Dean will be making a new commission especially designed to respond to the architecture of Tate Modern's Turbine Hall. The Unilever Series has become renowned as one of the most exciting and impressive contemporary art exhibitions in London each year and will be free to view.
Video Link http://channel.tate.org.uk/media/1211868281001


From the show: Grayson Perry The Tomb of the Unknown Craftsman, British Museum
Video link http://bri.mu/r0v6jH
Grayson Perry curates an installation of his new works alongside objects made by unknown men and women throughout history from the British Museum’s collection.
He’ll take you to an afterlife conjured from his imaginary world, exploring a range of themes connected with notions of craftsmanship and sacred journeys – from shamanism, magic and holy relics to motorbikes, identity and contemporary culture.
Vases covered in witty captions, elaborate tapestries and the centrepiece, a richly decorated cast iron coffin-ship, will be displayed alongside objects from the past two million years of culture and civilisation.
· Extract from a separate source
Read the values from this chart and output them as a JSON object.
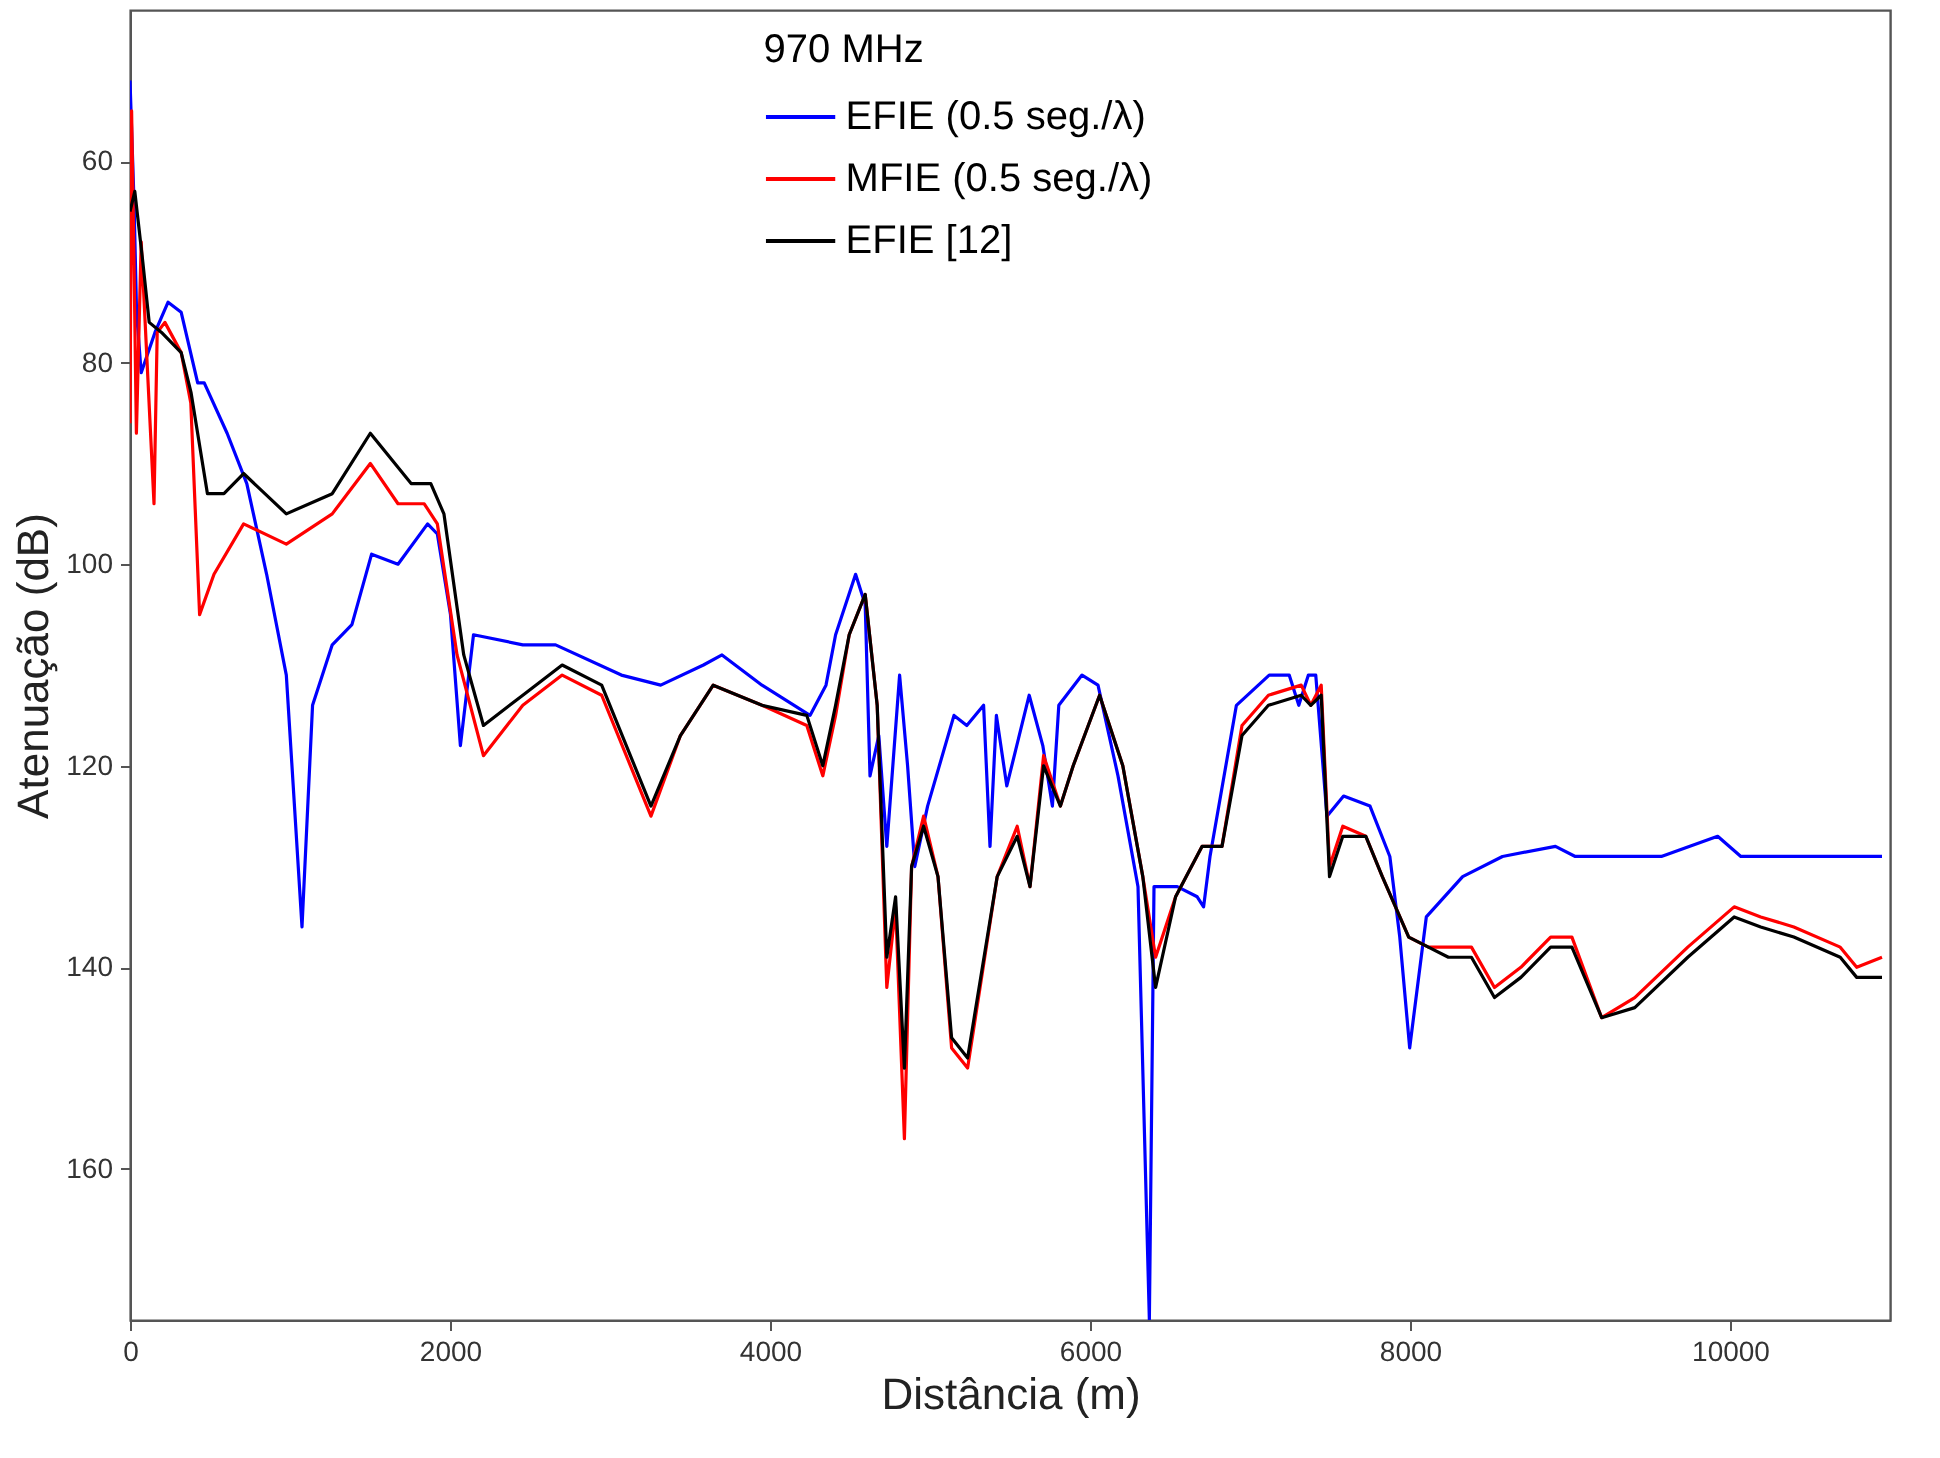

From the first great invention, the hand axe, to a Hello Kitty pilgrim hand-towel, you will discover a reality that is old and new, poetic and factual, and funny as well as grim.
‘This is a memorial to all the anonymous craftsmen that over the centuries have fashioned the manmade wonders of the world…
The craftsman’s anonymity I find especially resonant in an age of the celebrity artist.’
Grayson Perry RA, Turner Prize winner

Infinitas Gracias: Mexican miracle paintings

Im saving the best till last and what a great find... 'the Wellcome Collection' 108 Euston rd showing a wounderful exhibition made up of Mexican votives, small paintings, usually executed on tin roof tiles or small plaques, depicting the moment of personal humility when an individual asks a saint for help and is delivered from disaster and sometimes death. The votives displayed in 'Infinitas Gracias' date from the 18th century to the present day. Over this period, thousands of small paintings came to line the walls of Mexican churches as gestures of thanksgiving, replacing powerful doctrine-driven images of the saints with personal and direct pleas for help. The votives are intimate records of the tumultuous dramas of everyday life - lightning strikes, gunfights, motor accidents, ill-health and false imprisonment - in which saintly intervention was believed to have led to survival and reprieve.